The impact would hardly be limited to Louisiana, the paper warns:
The entire nation would reel from the losses. The state's coastal wetlands, the largest in the continental United States, nourish huge industries that serve all Americans, not just residents of southeastern Louisiana. Twenty-seven percent of America's oil and 30 percent of its gas travels through the state's coast, serving half of the nation's refinery capacity, an infrastructure that few other states would welcome and that would take years to relocate. Ports along the Mississippi River, including the giant Port of New Orleans and the Port of South Louisiana in LaPlace, handle 56 percent of the nation's grain shipments. And the estuaries now rapidly turning to open water produce half of the nation's wild shrimp crop and about a third of its oysters and blue claw crabs. Studies show destruction of the wetlands protecting the infrastructure serving those industries would put $103 billion in assets at risk.
Unfortunately, while various coastal restoration initiatives have been launched during the past 20 years, no project capable of reversing the loss is currently in line for approval, the paper reports.
As we noted in our report titled "A New Agenda for the Gulf" released last week for the 18-month anniversary of Hurricane Katrina (a storm whose effects underscored the urgency of Louisiana's land-loss problem), a lack of federal leadership has impeded Gulf Coast reconstruction efforts. Inadequate action on Washington's part is also hampering coastal restoration, the Times-Picayune notes:
Congress provided a note of hope last year, voting the state a permanent 37.5 percent slice of offshore oil revenues for coastal restoration work. But full financing -- some $650 million annually -- won't kick in until 2017. During the critical next decade, the state will be receiving only about $20 million a year, a pittance in the face of a problem that will require tens of billions of dollars to solve.

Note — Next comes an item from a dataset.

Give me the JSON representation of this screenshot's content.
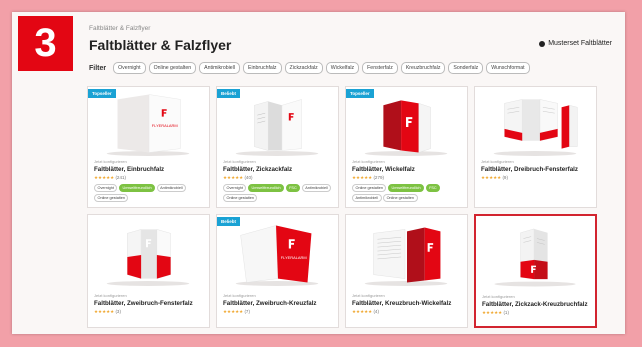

If there's anything positive to be found in all this worrisome news, perhaps it's that Louisiana's coastal land-loss problem is finally getting the attention it deserves. Besides the Times-Picayune's series, Yahoo's Assignment Earth recently posted a piece about the problem, which it documented with the help of the folks at the Gulf Restoration Network.
But ultimately, reporting the problem is not going to fix it. Let's hope that these much-needed efforts to detail the land-loss crisis spark some decisive action before it's too late.